Physician specialty was found to be the greatest contributor to pay differences regardless of gender, consistently explaining 40-55 percent of the total starting salary differences. Over the entire period between 1999-2017, specialty accounted for 46 percent of the mean share. 

The authors say that differences in job offers reflect either the search efforts made by new physicians or the demand for their particular specialty, and accounted for 2 to 9 percent of the differences in starting salaries.   

Hours reportedly spent in patient care contributed to pay differences as well, accounting for nearly seven percent over the entire period analyzed. 

Despite these factors, the authors emphasize that there are still 39 percent of unaccounted factors that may be contributing to the differences in starting pay gap between men and women physicians. 

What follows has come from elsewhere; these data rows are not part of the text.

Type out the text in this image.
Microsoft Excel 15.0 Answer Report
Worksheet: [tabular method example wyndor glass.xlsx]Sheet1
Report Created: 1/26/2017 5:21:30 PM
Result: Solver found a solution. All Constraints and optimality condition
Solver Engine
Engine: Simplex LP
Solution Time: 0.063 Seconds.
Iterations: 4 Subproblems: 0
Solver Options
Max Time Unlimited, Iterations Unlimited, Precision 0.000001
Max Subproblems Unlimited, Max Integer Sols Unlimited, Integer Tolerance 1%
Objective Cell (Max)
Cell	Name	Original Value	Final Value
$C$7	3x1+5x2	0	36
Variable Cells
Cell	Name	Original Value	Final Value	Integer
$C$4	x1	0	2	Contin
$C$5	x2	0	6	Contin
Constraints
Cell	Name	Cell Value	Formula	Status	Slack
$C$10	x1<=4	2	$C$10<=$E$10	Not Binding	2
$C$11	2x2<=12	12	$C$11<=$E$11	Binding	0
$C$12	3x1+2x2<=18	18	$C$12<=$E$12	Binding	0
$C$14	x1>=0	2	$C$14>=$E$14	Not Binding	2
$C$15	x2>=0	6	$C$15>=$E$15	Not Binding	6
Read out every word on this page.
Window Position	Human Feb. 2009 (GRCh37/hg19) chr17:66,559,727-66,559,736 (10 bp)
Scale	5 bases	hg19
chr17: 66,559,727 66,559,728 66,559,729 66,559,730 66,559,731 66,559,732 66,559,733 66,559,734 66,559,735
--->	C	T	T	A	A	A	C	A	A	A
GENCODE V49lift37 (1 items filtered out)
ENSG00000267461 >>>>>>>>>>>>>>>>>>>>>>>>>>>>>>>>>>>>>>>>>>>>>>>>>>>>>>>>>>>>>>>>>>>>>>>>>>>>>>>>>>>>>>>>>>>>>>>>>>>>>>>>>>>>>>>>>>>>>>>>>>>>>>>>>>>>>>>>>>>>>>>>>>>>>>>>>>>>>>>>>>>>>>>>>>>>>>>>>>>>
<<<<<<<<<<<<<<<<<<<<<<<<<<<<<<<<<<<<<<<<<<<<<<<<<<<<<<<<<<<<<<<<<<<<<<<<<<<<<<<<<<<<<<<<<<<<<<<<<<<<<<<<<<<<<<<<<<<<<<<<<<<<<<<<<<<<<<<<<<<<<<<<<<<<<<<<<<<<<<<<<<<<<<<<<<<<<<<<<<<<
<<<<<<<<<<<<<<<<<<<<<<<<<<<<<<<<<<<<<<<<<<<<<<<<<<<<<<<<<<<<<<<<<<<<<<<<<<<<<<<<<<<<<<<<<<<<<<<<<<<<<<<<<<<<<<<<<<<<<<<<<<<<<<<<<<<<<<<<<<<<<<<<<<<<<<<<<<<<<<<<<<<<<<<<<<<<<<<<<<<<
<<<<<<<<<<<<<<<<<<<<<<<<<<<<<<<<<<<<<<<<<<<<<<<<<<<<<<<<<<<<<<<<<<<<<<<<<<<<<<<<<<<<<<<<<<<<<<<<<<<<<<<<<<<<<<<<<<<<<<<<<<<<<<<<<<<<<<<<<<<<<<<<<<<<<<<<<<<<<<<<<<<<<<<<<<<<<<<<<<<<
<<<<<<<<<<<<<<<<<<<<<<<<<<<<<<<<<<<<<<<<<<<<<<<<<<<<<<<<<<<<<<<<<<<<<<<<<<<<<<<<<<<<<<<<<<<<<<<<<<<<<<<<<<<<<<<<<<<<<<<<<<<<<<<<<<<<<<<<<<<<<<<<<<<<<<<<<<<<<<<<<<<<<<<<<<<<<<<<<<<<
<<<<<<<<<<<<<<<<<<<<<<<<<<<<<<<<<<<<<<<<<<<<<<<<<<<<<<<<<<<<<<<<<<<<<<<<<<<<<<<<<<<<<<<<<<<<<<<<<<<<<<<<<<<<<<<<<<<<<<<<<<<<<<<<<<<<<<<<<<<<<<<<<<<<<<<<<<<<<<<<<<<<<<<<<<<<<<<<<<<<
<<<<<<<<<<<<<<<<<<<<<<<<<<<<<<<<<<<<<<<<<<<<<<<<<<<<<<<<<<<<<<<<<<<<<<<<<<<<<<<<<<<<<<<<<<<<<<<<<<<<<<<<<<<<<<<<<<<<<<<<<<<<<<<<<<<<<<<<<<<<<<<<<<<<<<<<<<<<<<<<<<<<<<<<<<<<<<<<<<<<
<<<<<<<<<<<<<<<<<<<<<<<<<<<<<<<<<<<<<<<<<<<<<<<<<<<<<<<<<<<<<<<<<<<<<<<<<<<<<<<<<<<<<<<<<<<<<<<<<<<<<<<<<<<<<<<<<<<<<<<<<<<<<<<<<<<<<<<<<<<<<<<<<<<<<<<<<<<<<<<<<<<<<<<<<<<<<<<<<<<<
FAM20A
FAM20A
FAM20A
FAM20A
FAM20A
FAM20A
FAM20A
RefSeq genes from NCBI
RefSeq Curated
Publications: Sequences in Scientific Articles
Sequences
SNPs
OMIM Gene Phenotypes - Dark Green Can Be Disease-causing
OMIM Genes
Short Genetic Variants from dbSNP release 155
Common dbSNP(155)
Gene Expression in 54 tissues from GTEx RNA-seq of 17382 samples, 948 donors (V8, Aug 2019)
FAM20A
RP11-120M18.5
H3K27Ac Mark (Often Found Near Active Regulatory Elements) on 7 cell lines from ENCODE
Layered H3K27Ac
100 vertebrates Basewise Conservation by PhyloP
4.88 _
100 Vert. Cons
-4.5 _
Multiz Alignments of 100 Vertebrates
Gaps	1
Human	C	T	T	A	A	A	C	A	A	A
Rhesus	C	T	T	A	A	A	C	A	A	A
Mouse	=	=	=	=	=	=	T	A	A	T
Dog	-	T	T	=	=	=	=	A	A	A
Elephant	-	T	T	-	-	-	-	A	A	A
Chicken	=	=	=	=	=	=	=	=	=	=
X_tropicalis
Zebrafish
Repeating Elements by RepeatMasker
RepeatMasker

“The implication for the medical profession is that there is a need for continued vigilance in ensuring pay equity,” the authors write. “There may nevertheless exist workplace biases, whether intentional or unintentional, that differentially affect women irrespective of their individual stated preferences for work-life balance."

References:

 

Lo Sasso, Anthony; Armstrong, David; Forte, Gaetano; Gerber, Susan E. Differences in Starting Pay for Male and Female Physicians Persist; Explanations for the Gender Gap Remain ElusiveHealth Affairs. 2020.